- Born: 23 June 1938
- Died: 25 November 2003 (aged 65)
- Occupation: Librarian
- Organization: National Library of Australia
- Title: Director-General
- Term: 1985-1999
- Predecessor: Harrison Bryan
- Successor: Jan Fullerton
- Spouse: Patsy Hardy ​(m. 1985⁠–⁠1994)​

= Warren Horton =

Australian librarian

Warren Michael Horton, (23 June 1938 – 25 November 2003) was an Australian librarian who held senior positions as Director-General, National Library of Australia (1985–1999), State Library of Victoria (1981–1985) and Deputy of the State Library of New South Wales (1975–1981).

==Early life==
Warren Michael Horton was born in Ryde, New South Wales on 23 June 1938. His parents were John Horton and Iris Purcell. He attended Dee Why Public School and in 1949 won a scholarship to attend Canberra Grammar School where he completed his schooling.

==Career==

===1957–1981: State Library of New South Wales===
Warren Horton began his library career at the State Library of New South Wales in 1957, rising through the ranks to Deputy of the State Library of New South Wales from 1975 to 1981.

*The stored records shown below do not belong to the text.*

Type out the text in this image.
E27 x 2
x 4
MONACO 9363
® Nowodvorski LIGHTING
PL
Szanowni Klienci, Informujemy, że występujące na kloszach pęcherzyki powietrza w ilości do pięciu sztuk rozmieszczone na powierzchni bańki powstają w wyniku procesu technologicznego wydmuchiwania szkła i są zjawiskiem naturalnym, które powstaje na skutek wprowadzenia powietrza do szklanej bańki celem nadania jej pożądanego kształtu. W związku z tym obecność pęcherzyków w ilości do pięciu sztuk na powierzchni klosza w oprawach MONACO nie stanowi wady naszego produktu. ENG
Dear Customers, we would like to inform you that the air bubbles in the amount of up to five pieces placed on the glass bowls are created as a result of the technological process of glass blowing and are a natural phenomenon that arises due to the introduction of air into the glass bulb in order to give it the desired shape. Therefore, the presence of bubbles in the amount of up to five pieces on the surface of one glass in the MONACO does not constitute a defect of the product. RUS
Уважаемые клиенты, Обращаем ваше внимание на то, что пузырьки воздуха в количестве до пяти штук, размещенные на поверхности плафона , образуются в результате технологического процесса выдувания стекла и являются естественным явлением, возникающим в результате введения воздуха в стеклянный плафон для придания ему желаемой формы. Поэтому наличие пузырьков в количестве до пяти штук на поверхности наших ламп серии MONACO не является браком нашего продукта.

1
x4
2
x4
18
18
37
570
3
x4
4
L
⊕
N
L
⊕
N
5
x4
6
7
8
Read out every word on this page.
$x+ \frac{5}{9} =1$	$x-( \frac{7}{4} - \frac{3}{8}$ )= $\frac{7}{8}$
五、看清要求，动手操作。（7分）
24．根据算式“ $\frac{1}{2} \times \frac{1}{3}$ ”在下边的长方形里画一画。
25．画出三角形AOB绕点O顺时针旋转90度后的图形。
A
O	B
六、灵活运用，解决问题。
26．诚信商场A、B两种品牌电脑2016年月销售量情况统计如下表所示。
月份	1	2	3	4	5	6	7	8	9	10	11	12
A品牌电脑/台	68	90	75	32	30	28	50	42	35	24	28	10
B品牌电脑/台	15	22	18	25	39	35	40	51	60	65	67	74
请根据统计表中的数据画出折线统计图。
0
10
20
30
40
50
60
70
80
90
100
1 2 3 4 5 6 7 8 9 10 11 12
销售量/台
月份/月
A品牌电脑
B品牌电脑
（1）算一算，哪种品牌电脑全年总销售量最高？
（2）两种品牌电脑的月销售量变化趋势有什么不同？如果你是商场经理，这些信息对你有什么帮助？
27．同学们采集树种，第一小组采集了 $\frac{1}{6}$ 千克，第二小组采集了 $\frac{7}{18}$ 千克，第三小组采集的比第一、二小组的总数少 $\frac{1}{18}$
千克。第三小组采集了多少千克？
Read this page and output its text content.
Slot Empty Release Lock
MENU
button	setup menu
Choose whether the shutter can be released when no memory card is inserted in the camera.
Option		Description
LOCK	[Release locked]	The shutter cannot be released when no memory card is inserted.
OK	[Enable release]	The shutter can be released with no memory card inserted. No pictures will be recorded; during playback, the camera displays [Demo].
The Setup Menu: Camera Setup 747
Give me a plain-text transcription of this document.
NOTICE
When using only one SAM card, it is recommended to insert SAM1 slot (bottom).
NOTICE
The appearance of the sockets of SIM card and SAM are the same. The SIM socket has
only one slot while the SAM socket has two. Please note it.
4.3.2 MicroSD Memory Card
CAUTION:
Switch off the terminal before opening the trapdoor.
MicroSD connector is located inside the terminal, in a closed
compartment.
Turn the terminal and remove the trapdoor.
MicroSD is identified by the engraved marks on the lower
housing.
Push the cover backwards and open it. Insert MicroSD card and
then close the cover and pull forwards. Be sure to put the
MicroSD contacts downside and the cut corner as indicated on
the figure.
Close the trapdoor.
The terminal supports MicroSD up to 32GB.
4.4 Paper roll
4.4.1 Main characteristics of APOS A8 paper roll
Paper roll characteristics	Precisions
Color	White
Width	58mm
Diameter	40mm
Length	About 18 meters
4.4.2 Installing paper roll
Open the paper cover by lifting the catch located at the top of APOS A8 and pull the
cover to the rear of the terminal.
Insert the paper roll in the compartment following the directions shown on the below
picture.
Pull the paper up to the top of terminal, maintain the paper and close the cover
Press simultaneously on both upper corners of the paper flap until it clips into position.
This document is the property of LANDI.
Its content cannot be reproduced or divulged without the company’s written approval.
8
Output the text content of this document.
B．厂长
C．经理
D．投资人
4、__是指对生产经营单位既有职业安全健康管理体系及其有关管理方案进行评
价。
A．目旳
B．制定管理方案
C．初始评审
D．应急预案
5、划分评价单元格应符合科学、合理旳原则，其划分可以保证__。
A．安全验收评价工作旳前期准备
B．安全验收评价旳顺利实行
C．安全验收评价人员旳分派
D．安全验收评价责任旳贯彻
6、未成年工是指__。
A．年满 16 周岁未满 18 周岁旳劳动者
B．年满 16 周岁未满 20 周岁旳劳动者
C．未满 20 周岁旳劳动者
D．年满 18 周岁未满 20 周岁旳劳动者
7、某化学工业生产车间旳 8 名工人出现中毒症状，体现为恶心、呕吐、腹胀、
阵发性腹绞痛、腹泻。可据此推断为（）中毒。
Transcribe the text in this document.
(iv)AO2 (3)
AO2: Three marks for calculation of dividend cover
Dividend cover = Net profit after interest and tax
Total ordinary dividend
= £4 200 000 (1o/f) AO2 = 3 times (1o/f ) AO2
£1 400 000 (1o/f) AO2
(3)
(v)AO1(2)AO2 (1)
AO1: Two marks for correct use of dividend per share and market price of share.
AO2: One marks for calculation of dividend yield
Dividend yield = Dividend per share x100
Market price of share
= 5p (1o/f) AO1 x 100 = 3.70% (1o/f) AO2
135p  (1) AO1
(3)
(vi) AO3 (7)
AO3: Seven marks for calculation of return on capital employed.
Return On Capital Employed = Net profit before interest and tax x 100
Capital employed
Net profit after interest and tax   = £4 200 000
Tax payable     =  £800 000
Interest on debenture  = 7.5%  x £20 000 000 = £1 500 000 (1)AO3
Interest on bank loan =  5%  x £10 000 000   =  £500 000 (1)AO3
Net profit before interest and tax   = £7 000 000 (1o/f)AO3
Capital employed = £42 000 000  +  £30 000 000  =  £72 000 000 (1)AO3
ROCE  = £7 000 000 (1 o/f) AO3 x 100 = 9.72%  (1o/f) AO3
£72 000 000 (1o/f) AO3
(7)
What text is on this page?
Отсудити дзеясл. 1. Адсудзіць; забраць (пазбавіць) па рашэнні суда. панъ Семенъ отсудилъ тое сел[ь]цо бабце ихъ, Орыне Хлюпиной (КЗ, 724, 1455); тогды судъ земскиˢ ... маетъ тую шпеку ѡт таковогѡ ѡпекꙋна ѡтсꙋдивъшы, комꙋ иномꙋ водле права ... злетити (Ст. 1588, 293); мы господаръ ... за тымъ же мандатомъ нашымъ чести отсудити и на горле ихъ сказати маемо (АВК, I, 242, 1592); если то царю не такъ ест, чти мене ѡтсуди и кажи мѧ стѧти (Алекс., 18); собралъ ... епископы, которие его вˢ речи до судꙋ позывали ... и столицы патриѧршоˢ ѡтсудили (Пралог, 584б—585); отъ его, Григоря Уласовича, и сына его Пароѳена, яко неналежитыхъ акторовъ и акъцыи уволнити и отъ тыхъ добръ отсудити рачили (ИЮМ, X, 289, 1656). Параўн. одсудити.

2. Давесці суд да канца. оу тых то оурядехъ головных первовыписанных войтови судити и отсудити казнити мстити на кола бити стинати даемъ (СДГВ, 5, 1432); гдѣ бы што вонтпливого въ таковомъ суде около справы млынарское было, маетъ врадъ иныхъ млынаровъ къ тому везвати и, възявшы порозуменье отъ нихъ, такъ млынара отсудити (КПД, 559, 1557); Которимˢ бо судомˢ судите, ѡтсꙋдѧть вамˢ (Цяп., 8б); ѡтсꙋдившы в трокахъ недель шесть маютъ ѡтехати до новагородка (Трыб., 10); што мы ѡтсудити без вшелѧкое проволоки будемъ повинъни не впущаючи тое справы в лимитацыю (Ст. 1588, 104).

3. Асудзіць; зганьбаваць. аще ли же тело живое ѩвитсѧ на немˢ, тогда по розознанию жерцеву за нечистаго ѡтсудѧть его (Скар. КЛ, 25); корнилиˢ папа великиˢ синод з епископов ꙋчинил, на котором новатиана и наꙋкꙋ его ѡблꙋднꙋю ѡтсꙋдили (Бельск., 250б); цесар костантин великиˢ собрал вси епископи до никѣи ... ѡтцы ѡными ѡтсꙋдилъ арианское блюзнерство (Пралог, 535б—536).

===1981–1985: State Library of Victoria===
State Librarian of Victoria between 1981 and 1985.

===1985–1999: National Library of Australia===
He was Director-General, National Library of Australia, Canberra from 1985 to 1999. During this period the library refocussed from collecting printed materials from overseas and expanded the development of the Australian collections to include both print and electronic materials.

Warren Horton was instrumental in the establishment of the Aurora Foundation which seeks to "develop leadership capacity in the library and information management professions in Australia and New Zealand".

He was a member of the Australian National Commission for UNESCO from 1993 to 1996.

From 1991 to 1997 he was the first member of the executive board of the International Federation of Library Associations and Institutions from the Pacific region, subsequently receiving the IFLA Gold Medal and a Fellowship from the organisation.

==Awards==
- 1985 Fellow of the Australian Library and Information Association
- 1992 HCL Anderson award conferred by the Australian Library and Information Association
- 1992 Member of the Order of Australia for services to librarianship
- 1996 National Book Council Gold Medal
- 1997 International Federation of Library Associations and Institutions Gold Medal
- 1999 Honorary Fellow of the International Federation of Library Associations and Institutions (IFLA)
- 2001 Centenary Medal

Warren Horton was awarded an Honorary Doctor of Letters (HonDLitt) by the La Trobe University in Victoria and the honorary degree of Doctor of the university by the University of Canberra on 28 July 2000.

==Personal life==
He married historian Patsy Hardy in 1985; she had been a Field Historian at the State Library of Victoria. She died of cancer in 1994. Warren Horton died on 25 November 2003, also of cancer.